Herkes gibi onunda 6 Şubat 04.17’de 90 saniye içinde tüm hayatı değişiyor. Evini sevdiklerini kaybederek zorunlu göç edenler arasında yer alıyor. Bir daha mutlaka dönmeyi isteyerek kader rüzgarı onu Antalya’nın Kaş ilçesine sürüklüyor. Bu ilçede, bu tatil cennetinde Tekin Yumlu ile tanışıyor. Tarık Yumlu; Pişekar adlı bir Vegan restoranın sahibi ve şefi. Tarık Yumlu, bir süre sonra “Anne” diye hitap ettiği Mine Görün’e vegan mutfağıyla ilgili ne biliyorsa öğretiyor. Mine ablanın içinden adeta mükemmel bir aşçı çıkıyor.
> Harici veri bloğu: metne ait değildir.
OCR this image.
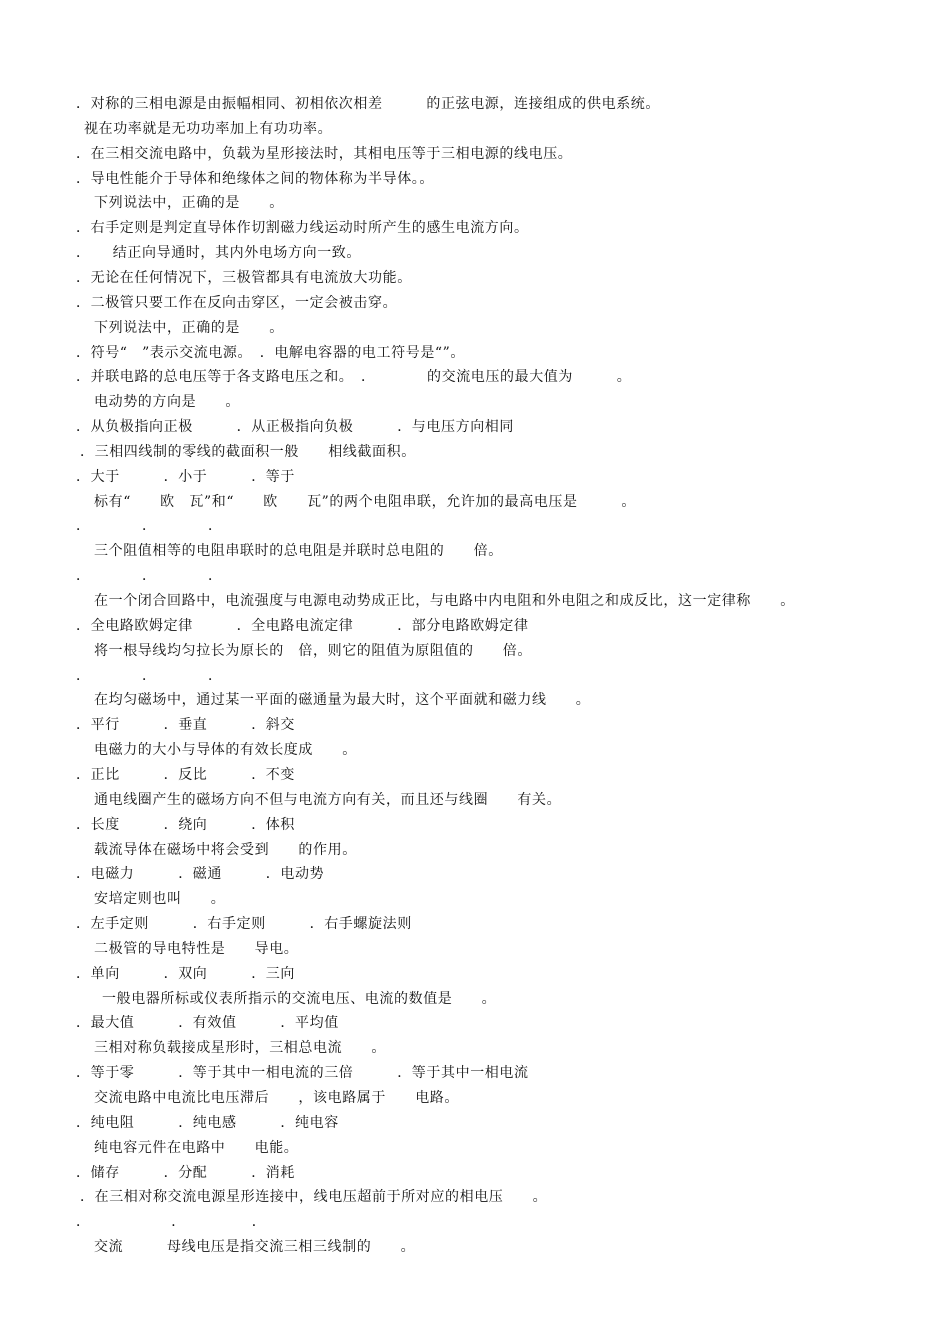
．对称的三相电源是由振幅相同、初相依次相差　　　的正弦电源，连接组成的供电系统。
视在功率就是无功功率加上有功功率。
．在三相交流电路中，负载为星形接法时，其相电压等于三相电源的线电压。
．导电性能介于导体和绝缘体之间的物体称为半导体。。
下列说法中，正确的是　　。
．右手定则是判定直导体作切割磁力线运动时所产生的感生电流方向。
．　　结正向导通时，其内外电场方向一致。
．无论在任何情况下，三极管都具有电流放大功能。
．二极管只要工作在反向击穿区，一定会被击穿。
下列说法中，正确的是　　。
．符号“　”表示交流电源。　．电解电容器的电工符号是“”。
．并联电路的总电压等于各支路电压之和。　．　　　　的交流电压的最大值为　　　。
电动势的方向是　　。
．从负极指向正极　　　．从正极指向负极　　　．与电压方向相同
．三相四线制的零线的截面积一般　　相线截面积。
．大于　　　．小于　　　．等于
标有“　　欧　瓦”和“　　欧　　瓦”的两个电阻串联，允许加的最高电压是　　　。
．　　　　．　　　　．
三个阻值相等的电阻串联时的总电阻是并联时总电阻的　　倍。
．　　　　．　　　　．
在一个闭合回路中，电流强度与电源电动势成正比，与电路中内电阻和外电阻之和成反比，这一定律称　　。
．全电路欧姆定律　　　．全电路电流定律　　　．部分电路欧姆定律
将一根导线均匀拉长为原长的　倍，则它的阻值为原阻值的　　倍。
．　　　　．　　　　．
在均匀磁场中，通过某一平面的磁通量为最大时，这个平面就和磁力线　　。
．平行　　　．垂直　　　．斜交
电磁力的大小与导体的有效长度成　　。
．正比　　　．反比　　　．不变
通电线圈产生的磁场方向不但与电流方向有关，而且还与线圈　　有关。
．长度　　　．绕向　　　．体积
载流导体在磁场中将会受到　　的作用。
．电磁力　　　．磁通　　　．电动势
安培定则也叫　　。
．左手定则　　　．右手定则　　　．右手螺旋法则
二极管的导电特性是　　导电。
．单向　　　．双向　　　．三向
一般电器所标或仪表所指示的交流电压、电流的数值是　　。
．最大值　　　．有效值　　　．平均值
三相对称负载接成星形时，三相总电流　　。
．等于零　　　．等于其中一相电流的三倍　　　．等于其中一相电流
交流电路中电流比电压滞后　　，该电路属于　　电路。
．纯电阻　　　．纯电感　　　．纯电容
纯电容元件在电路中　　电能。
．储存　　　．分配　　　．消耗
．在三相对称交流电源星形连接中，线电压超前于所对应的相电压　　。
．　　　　　　．　　　　　．
交流　　　母线电压是指交流三相三线制的　　。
Üstelik hiç bilmediği ve oldukça zor olan vegan mutfağında Antakyalıların lezzetli mutfak elleriyle bir numara oluyor.
Mine abla, vegan restoranda vegan mutfağıyla adeta bir numara olmayı ve Kaş’ta yeni bir hayat kurma hikayesini bize gözleri yaşlı anlatıyor. Ancak hemen ekliyor: “ ben ne öğrendiysem Vegan şefi Tarık Yumlu’dan öğrendim. Biz mesai saatlerinde şef ve aşçı, mesai saatlerinin dışında anne ve oğlu gibiyiz. Pişekar adlı vegan restoranımızı en iyiler arasına sokmaya çabalıyoruz. Yolu Kaş’a düşen tüm güzel Antakyalıları restoranımıza bekliyoruz. Onlar için menümüzde sürpriz Antakya vegan ve vejeteryan yemeklerimiz de var. “
Çok anlamlı çok gurur verici bir o kadar insanın içini burkan bir hikaye değil mi?